San Bernardino solía llevarlo como estandarte cuando llegaba a una nueva ciudad a predicar, y sobre tablillas de madera que el santo franciscano apoyaba sobre el altar en que celebraba misa antes el sermón, y con una tablilla de este tipo bendecía al final a los fieles.

Decía San Bernardino: “Ésta es mi intención, renovar y clarificarlo el nombre de Jesús, como en la primitiva Iglesia”, explicando que, mientras la cruz evocaba la Pasión de Cristo, su Nombre recordaba todos los aspectos de su vida: la pobreza del pesebre, la modesta carpintería, la penitencia en el desierto, los milagros de la caridad divina, los sufrimientos del Calvario, el triunfo de la Resurrección y de la Ascensión. San Bernardino no hacía otra cosa que reavivar la devoción ya presente en San Pablo y secundada en el medievo por algunos padres de la Iglesia.

Trigrama de San Bernardino

 El culto devocional y litúrgico del nombre de Jesús y los franciscanos

Aunque el Santísimo Nombre de Jesús fue siempre honrado y venerado en la Iglesia desde los tiempos apostólicos, sólo en el siglo XIV comenzó a tener un culto devocional litúrgico. La conmemoración del Santísimo Nombre de Jesús va unida a la fiesta de la Circuncisión y es, en realidad, un desglose devocional de ésta. Formularios litúrgicos de veneración a dicho nombre de Jesús aparecen ya en el siglo XI. En el siglo XIV aumentan por obra de las misiones populares franciscanas.

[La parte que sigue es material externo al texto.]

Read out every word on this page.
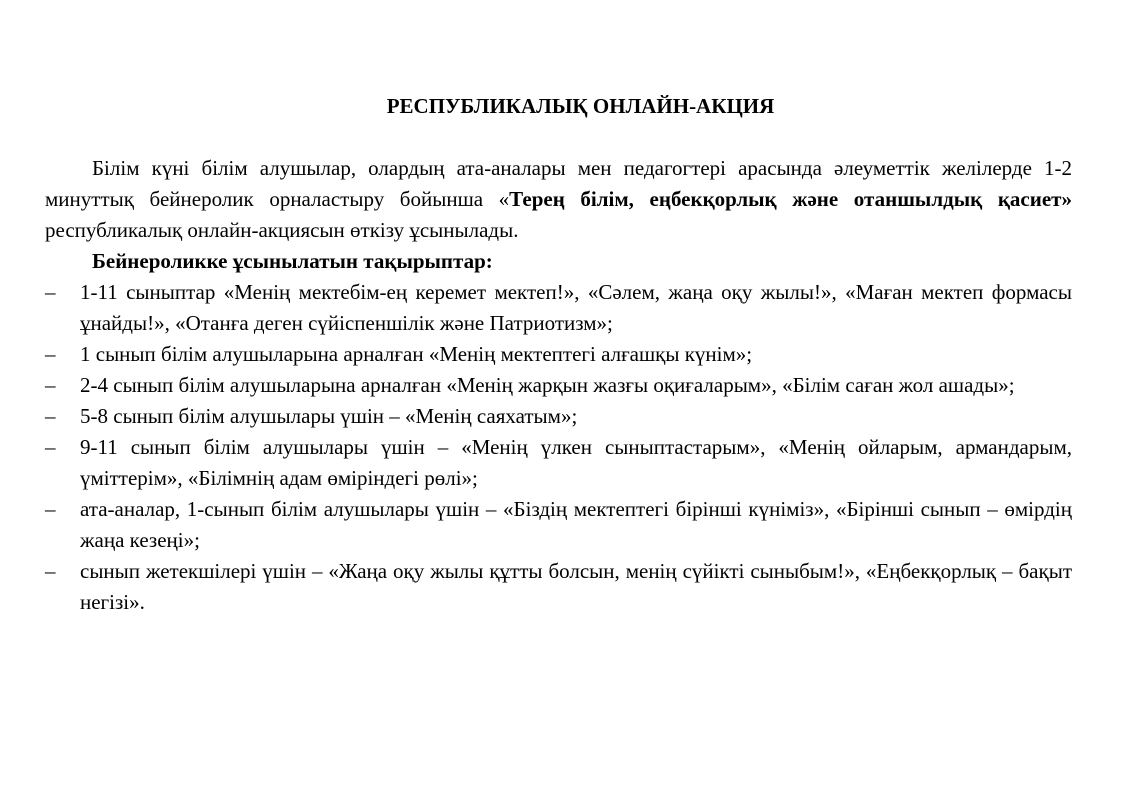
РЕСПУБЛИКАЛЫҚ ОНЛАЙН-АКЦИЯ

Білім күні білім алушылар, олардың ата-аналары мен педагогтері арасында әлеуметтік желілерде 1-2 минуттық бейнеролик орналастыру бойынша «Терең білім, еңбекқорлық және отаншылдық қасиет» республикалық онлайн-акциясын өткізу ұсынылады.

Бейнероликке ұсынылатын тақырыптар:

– 1-11 сыныптар «Менің мектебім-ең керемет мектеп!», «Сәлем, жаңа оқу жылы!», «Маған мектеп формасы ұнайды!», «Отанға деген сүйіспеншілік және Патриотизм»;
– 1 сынып білім алушыларына арналған «Менің мектептегі алғашқы күнім»;
– 2-4 сынып білім алушыларына арналған «Менің жарқын жазғы оқиғаларым», «Білім саған жол ашады»;
– 5-8 сынып білім алушылары үшін – «Менің саяхатым»;
– 9-11 сынып білім алушылары үшін – «Менің үлкен сыныптастарым», «Менің ойларым, армандарым, үміттерім», «Білімнің адам өміріндегі рөлі»;
– ата-аналар, 1-сынып білім алушылары үшін – «Біздің мектептегі бірінші күніміз», «Бірінші сынып – өмірдің жаңа кезеңі»;
– сынып жетекшілері үшін – «Жаңа оқу жылы құтты болсын, менің сүйікті сыныбым!», «Еңбекқорлық – бақыт негізі».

Grandes predicadores y propagadores del culto del nombre de Jesús fueron los franciscanos: San Bernardino da Siena (1380-1444), San Juan de Capistrano (1386-1456), el Beato Alberto da Sarteano (1385-1450) y el Beato Bernardino da Feltre (1439-1494).

San Bernardino de Siena (1380-1444), nacido en Massa Maritima, cerca de Siena, en 1380, ingresó en los frailes menores a los 22 años, y se dedicó, tras quince años de vida religiosa, a la predicación por el norte y el centro, tarea apostólica en la que obtuvo gran notoriedad.

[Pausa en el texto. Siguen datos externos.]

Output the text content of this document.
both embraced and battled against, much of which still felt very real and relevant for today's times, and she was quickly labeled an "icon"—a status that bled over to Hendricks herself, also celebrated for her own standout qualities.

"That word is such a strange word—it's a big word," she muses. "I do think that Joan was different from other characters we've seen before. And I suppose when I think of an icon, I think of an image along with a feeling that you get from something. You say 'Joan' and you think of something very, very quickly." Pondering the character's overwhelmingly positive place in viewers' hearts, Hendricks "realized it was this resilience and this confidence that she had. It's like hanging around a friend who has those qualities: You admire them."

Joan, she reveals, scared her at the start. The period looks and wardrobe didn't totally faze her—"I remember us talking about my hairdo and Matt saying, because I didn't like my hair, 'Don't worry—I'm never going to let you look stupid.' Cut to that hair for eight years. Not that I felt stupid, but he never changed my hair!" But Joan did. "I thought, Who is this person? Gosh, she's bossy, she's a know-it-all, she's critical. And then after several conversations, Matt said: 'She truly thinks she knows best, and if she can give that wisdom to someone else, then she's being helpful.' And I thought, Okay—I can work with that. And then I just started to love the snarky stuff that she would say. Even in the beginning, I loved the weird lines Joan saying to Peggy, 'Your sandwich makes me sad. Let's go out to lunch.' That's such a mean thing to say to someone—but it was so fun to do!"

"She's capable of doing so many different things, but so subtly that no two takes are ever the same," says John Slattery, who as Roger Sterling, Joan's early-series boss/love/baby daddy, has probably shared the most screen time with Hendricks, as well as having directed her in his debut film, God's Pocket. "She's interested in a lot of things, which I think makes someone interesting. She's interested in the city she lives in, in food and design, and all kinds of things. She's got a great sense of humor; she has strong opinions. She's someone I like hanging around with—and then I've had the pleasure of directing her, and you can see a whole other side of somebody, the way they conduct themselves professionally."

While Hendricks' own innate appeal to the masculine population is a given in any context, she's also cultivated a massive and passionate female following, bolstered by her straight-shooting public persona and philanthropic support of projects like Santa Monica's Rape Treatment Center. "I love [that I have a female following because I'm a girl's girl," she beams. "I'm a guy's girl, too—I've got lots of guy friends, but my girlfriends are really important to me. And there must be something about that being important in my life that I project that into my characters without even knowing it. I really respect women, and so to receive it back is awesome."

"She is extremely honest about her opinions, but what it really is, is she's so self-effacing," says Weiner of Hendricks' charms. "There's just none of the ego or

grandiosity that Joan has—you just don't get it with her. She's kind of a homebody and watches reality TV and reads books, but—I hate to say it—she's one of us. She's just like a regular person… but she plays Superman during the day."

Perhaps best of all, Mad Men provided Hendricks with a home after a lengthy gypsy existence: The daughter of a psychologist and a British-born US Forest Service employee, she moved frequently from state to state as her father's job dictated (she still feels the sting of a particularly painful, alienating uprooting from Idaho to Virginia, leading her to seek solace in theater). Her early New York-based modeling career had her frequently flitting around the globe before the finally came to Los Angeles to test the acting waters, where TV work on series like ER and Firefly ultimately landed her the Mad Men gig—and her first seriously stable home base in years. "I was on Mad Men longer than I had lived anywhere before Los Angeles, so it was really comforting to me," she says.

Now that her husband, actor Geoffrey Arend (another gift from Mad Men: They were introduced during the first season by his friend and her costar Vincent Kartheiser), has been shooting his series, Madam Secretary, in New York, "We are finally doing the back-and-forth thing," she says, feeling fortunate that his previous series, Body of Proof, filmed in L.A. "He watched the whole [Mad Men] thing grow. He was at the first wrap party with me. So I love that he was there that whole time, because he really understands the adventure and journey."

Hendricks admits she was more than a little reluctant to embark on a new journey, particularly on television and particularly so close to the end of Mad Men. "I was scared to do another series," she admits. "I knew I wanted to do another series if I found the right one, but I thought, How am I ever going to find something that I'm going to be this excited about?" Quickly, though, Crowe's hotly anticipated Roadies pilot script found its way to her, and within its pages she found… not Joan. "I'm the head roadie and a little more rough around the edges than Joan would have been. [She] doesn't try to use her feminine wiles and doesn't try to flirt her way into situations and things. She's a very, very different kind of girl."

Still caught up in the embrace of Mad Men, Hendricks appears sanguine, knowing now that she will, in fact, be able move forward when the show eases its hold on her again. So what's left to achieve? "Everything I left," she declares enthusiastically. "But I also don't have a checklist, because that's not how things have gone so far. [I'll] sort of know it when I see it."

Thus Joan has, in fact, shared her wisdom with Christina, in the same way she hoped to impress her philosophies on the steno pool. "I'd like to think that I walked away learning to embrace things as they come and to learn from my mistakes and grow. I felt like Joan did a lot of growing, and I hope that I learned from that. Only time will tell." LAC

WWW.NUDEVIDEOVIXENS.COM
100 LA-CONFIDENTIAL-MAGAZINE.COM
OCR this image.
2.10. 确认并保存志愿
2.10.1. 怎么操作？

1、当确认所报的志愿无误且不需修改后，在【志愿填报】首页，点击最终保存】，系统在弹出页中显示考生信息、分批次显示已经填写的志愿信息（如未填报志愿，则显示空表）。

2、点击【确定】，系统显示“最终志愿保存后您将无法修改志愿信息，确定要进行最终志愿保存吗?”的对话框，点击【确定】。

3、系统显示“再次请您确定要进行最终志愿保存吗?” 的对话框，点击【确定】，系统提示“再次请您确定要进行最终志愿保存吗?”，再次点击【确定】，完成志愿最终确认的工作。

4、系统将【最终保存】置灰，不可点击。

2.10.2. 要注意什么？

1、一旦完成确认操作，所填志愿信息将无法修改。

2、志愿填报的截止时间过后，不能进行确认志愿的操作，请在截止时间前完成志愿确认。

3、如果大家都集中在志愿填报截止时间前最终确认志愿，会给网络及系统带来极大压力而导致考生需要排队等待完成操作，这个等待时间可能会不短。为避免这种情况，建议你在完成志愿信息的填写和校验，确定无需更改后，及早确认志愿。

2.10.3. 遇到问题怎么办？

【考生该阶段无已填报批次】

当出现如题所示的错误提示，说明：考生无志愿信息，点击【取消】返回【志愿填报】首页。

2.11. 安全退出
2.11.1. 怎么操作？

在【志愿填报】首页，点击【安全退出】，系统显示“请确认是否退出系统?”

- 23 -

Se dedicó a extender la devoción al nombre de Jesús, que había nacido entre los místicos renanos de Centroeuropa y que él decidió divulgar. Para ello, él propagó el emblema JHS (utilizándolo en minúsculas en letra gótica), que hizo pintar en dorado, rodeado de rayos lisos y flamígeros, sobre tablillas, algunas de las cuales aún se conservan, que pasaba a hacer besar tras sus sermones, lo que le hizo, como veremos al tratar de su discípulo San Juan de Capistrano, ser acusado de idolatría o superstición ante el Papa. Incluso convenció al gobierno de Siena para que cambiara su escudo de armas por el monograma de Jesús circundado por el sol.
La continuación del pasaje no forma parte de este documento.